3. The die-to-die interconnect automatic calibration architecture of claim 2, wherein the slave calibration module further comprises a memory for storing calibration test template packets generated by the calibration test template packet generator;

the data comparator is used for comparing the calibration test template data packet stored in the memory with the calibration test data packet and sending the comparison result to the calibration test controller through the state connecting wire.

4. The die-to-die interconnect auto-calibration architecture of claim 3, wherein the memory is a first-in-first-out FIFO memory.

5. The die-to-die interconnect automatic calibration architecture of claim 3, wherein the data comparator is specifically configured to compare the calibration test template data packet with the calibration test data packet, send a comparison pass result to the calibration test controller via the status connection line if the comparison is consistent, and send a comparison fail result to the calibration test controller via the status connection line if the comparison is inconsistent.

6. The die-to-die interconnect automatic calibration architecture of claim 5, wherein the calibration test controller is specifically configured to select an optimal delay value between the multiplexer and the demultiplexer among delay values of the multiplexer and the demultiplexer corresponding to a comparison pass result received from the data comparator.

7. The die-to-die interconnect automatic calibration architecture of claim 2, wherein the calibration test template packet generator is specifically configured to set the connection between the multiplexer and the demultiplexer to different delay values after each generation of a calibration test template packet.

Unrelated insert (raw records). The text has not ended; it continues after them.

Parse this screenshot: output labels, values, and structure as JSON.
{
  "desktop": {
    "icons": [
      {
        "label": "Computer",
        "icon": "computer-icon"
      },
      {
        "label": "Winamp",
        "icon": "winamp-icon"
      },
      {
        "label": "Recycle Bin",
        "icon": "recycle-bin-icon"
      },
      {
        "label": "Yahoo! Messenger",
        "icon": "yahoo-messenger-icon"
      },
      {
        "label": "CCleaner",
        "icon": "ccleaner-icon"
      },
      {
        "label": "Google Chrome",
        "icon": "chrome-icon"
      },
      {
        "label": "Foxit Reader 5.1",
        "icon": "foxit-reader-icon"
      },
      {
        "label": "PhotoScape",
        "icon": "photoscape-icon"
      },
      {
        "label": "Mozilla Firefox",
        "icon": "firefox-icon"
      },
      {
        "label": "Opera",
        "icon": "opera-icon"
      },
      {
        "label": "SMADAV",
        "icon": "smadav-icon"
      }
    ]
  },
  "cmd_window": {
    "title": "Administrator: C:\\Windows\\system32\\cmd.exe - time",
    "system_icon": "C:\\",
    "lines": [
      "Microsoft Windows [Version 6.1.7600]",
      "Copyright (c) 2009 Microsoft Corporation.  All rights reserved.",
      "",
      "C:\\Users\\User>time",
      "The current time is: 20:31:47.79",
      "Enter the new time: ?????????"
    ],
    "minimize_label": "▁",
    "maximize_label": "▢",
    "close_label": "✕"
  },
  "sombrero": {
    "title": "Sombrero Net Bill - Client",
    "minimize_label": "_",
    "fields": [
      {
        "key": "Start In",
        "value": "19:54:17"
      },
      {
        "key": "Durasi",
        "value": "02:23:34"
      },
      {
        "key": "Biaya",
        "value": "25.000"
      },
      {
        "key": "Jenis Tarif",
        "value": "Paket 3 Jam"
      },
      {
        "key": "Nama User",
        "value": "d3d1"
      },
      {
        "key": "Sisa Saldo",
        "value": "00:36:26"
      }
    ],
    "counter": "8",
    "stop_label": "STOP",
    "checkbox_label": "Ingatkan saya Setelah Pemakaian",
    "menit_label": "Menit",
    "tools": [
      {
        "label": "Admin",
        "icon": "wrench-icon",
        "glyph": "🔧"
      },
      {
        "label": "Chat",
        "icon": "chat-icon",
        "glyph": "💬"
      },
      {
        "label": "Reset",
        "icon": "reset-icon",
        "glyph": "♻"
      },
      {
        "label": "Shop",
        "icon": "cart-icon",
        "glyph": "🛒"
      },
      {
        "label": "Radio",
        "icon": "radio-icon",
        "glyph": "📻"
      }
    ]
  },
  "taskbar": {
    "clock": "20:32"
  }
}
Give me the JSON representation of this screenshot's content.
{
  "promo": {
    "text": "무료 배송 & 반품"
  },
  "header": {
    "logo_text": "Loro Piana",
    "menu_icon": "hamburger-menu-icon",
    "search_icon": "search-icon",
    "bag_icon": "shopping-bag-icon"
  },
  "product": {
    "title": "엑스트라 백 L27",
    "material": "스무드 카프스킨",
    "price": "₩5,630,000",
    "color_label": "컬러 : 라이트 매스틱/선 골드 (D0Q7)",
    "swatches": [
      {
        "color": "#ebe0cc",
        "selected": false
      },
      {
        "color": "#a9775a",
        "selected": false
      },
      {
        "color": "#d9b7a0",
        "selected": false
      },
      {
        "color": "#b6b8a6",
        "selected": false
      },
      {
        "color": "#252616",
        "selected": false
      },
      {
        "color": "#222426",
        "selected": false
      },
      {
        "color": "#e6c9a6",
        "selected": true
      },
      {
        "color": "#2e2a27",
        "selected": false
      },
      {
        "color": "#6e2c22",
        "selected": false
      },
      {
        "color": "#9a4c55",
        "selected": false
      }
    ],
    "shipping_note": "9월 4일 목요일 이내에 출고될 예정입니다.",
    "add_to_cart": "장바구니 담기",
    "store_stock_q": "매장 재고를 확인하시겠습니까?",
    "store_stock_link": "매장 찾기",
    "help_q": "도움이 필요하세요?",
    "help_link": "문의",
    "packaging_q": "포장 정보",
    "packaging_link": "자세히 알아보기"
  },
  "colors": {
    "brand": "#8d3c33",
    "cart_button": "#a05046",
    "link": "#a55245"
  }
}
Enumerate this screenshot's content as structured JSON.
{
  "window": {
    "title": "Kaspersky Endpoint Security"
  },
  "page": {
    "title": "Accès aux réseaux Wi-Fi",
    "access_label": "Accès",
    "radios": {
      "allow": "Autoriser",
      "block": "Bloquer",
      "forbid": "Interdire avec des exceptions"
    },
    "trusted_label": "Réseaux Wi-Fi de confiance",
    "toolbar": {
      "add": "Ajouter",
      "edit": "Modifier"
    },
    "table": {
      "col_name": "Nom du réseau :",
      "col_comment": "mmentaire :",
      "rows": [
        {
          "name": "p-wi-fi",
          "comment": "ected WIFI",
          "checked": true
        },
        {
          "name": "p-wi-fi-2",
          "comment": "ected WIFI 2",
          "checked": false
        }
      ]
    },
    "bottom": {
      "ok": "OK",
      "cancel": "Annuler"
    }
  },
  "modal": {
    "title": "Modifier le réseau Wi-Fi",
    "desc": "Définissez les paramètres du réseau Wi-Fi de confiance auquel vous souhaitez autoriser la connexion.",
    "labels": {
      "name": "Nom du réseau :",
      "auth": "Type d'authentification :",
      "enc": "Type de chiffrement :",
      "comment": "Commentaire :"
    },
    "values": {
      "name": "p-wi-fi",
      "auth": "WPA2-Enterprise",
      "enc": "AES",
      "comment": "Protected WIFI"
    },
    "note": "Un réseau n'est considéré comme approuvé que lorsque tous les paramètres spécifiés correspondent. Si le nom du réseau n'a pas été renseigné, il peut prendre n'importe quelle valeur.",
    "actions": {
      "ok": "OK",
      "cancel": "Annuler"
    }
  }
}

8. The die-to-die interconnect automatic calibration architecture of any of claims 1-7, wherein the slave calibration module is specifically configured to send readiness information to the master calibration module via the status connection line upon power-up;

the master calibration module is specifically configured to sequentially generate calibration test data packets in a state that a connection between the multiplexer and the demultiplexer is at different delay values after receiving the readiness information sent by the slave calibration module, and send the calibration test data packets to the second die through the connection between the multiplexer and the demultiplexer.

9. The die-to-die interconnect auto-calibration architecture of any of claims 1-7, wherein auto-calibration is achieved by providing additional auto-calibration architecture between a multiplexer provided in the second die and a demultiplexer provided in the first die.

10. The die-to-die interconnect auto-calibration architecture of any one of claims 1-7, wherein when the D2D interconnect architecture includes a plurality of second dies, a plurality of multiplexers are disposed in the first die, a demultiplexer disposed in each second die is respectively connected to one or more multiplexers in the first die, and auto-calibration is achieved by disposing the auto-calibration architecture between the connections of each pair of multiplexers and demultiplexers.

11. A chip comprising at least two dies, wherein any two of the at least two dies are interconnected, and wherein the die-to-die interconnection auto-calibration architecture of any one of claims 1-10 is included between the dies.